Nokia C30
- Brand: Nokia
- Manufacturer: HMD Global
- Type: Phablet
- Series: C
- First released: July 27, 2021; 4 years ago
- Predecessor: Nokia C3
- Successor: Nokia C31
- Related: Nokia C01 Plus Nokia C10 Nokia C20
- Compatible networks: GSM, 3G, 4G (LTE)
- Form factor: Slate
- Colors: Green, White, Dark Grey
- Dimensions: 177.7×79.1×9.9 mm (7.00×3.11×0.39 in)
- Weight: 237 g (8 oz)
- Operating system: Android 11 (Go Edition)
- CPU: UNISOC SC9863A (28 nm), 8 cores (4×1.6 GHz Cortex-A55 & 4×1.2 GHz Cortex-A55)
- GPU: IMG8322
- Memory: 2/3/4 GB, LPDDR4X
- Storage: 32/64 GB, eMMC 5.1
- Removable storage: MicroSDXC up to 256 GB
- Battery: Removable, Li-Ion 6000 mAh
- Charging: 10 W
- Rear camera: 13 MP (wide-angle) + 2 MP, f/2.4 (depth sensor) LED flash Video: 1080p@30fps
- Front camera: 5 MP, f/2.2 Video: 720p@30fps
- Display: IPS LCD, 6.82", 1600 × 720 (HD+), 20:9, 257 ppi
- Data inputs: microUSB 2.0, 3.5 mm Audio, Bluetooth 4.2 (A2DP), FM radio, Wi-Fi 802.11 a/b/g/n (hotspot), GPS, A-GPS
- Other: Fingerprint scanner (rear-mounted), accelerometer, proximity sensor

= Nokia C30 =

2021 Android phablet

Nokia C30 is an entry-level Android phablet developed by HMD Global under the Nokia brand. It was unveiled on July 27, 2021. In Ukraine, the smartphone went on sale on October 12, 2021, alongside the Nokia 6310 (2021).

== Design ==
The screen is made of glass. The body is made of plastic with a wavy texture.
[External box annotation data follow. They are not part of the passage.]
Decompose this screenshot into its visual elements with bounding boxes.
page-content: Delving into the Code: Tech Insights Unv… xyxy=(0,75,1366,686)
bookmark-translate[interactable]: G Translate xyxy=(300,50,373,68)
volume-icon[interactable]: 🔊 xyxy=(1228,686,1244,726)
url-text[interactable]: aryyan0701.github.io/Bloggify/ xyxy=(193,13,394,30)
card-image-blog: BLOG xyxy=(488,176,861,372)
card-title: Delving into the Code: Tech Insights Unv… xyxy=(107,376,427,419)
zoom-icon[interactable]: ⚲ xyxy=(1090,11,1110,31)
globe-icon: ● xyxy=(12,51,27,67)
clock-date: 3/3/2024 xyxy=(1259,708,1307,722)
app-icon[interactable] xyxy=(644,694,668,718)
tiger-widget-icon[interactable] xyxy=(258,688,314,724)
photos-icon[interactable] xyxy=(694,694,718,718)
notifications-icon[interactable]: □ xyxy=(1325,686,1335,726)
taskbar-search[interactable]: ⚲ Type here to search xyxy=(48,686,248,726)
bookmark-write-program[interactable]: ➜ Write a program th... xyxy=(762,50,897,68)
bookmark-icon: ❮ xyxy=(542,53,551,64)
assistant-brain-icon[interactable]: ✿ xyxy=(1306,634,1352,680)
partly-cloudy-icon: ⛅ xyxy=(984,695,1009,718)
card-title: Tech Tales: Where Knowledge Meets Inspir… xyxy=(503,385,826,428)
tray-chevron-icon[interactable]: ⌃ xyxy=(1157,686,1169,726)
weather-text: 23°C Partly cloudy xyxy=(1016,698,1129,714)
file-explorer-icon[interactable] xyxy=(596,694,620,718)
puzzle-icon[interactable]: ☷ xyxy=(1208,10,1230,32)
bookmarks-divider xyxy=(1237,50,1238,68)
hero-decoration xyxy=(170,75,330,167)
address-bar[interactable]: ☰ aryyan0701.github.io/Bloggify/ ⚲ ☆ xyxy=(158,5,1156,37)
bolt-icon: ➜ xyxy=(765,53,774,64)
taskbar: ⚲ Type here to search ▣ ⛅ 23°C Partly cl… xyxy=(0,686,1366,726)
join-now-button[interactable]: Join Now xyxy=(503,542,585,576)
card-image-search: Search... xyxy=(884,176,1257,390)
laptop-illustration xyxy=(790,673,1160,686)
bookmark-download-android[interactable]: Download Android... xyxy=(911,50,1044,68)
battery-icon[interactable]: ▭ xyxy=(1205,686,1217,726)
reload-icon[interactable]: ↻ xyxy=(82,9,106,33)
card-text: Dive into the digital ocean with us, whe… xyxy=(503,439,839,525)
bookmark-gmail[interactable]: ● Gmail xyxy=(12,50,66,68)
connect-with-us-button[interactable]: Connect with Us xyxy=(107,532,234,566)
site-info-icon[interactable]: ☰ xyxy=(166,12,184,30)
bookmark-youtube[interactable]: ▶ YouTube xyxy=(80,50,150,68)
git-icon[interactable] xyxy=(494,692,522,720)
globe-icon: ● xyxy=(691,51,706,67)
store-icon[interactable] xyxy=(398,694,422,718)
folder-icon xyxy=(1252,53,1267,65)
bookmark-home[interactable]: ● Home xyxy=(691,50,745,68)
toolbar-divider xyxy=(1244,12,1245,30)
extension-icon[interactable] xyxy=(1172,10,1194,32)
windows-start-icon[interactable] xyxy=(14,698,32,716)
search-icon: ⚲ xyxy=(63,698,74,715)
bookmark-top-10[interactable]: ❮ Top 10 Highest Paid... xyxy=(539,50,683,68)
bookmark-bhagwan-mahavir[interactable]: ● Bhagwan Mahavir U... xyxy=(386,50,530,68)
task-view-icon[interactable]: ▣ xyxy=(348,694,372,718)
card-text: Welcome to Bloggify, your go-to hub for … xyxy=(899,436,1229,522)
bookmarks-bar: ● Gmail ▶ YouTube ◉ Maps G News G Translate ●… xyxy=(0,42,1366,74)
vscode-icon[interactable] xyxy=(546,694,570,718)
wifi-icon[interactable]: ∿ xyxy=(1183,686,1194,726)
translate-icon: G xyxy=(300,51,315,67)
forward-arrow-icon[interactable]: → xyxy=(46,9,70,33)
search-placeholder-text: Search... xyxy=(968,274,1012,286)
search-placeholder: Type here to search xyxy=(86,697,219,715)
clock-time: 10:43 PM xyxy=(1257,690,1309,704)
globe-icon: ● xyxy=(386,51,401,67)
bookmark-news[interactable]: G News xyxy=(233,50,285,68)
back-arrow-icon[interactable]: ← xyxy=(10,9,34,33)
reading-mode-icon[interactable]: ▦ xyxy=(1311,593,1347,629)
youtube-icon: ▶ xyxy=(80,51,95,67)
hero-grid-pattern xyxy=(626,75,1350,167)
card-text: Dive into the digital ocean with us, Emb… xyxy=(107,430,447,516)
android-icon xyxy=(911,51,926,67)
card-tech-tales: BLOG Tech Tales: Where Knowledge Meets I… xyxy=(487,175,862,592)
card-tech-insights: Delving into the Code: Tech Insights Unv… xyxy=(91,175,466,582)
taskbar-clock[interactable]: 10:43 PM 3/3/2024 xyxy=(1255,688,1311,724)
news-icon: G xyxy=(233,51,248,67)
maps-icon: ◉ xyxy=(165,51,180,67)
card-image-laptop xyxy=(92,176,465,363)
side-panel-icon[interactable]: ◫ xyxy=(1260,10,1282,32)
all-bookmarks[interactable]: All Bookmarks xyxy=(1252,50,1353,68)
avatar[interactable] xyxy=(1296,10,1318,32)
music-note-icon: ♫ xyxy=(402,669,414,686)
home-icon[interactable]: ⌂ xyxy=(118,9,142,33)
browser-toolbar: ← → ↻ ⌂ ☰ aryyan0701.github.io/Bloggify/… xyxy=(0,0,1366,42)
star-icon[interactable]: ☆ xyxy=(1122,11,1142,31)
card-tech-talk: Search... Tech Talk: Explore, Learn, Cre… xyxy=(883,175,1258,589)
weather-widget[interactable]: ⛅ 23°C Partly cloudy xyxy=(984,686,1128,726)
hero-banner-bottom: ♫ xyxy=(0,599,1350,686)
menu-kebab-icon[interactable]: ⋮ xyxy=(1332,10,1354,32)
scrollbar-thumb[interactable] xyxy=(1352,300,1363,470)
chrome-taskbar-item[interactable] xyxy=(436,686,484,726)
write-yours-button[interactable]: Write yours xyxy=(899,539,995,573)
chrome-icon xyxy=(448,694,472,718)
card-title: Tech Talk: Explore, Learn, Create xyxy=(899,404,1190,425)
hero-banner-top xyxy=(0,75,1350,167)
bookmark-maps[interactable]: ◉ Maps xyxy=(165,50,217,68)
The design of the Nokia C30 is similar to the Nokia C20 Plus.

At the bottom, there is a microUSB connector and a microphone. At the top, there is a 3.5 mm audio jack. On the right side, there are volume buttons and the power/lock button. Slots for two SIM cards and a microSD card up to 256 GB are located under the removable back panel. On the back, there is a speaker with a small protrusion to prevent it from being muffled when the phone is lying flat, the "NOKIA" logo, a fingerprint scanner, a circular dual-camera module, and an LED flash to its left.

The Nokia C30 is sold in 3 colors: Green, White, and Dark Gray.

Only the green color is officially available in Ukraine.

== Technical specifications ==

=== Processor ===
The smartphone features a Unisoc SC9863A processor and an IMG8322 GPU.

=== Battery ===
The battery has a capacity of 6000 mAh, which was the largest battery capacity in Nokia phones at the time of its release.

=== Camera ===
The circular camara module has a 13 MP (wide-angle) + 2 MP, (depth sensor) dual main camera with 1080p@30fps video recording capability. The front camera has a 5 MP resolution, aperture, and 720p@30fps video recording capability.

=== Display ===
The display is an IPS LCD, 6.82", HD+ (1600 × 720) with a 20:9 aspect ratio, 257 ppi pixel density, and a waterdrop notch for the front camera.

=== Storage & RAM ===
The Nokia C30 is available in 2/32, 3/32, 3/64, and 4/64 GB configurations.

Only the 2/32 GB version is officially available in Ukraine.

=== Hardware ===
The smartphone runs on Android 11 (Go Edition).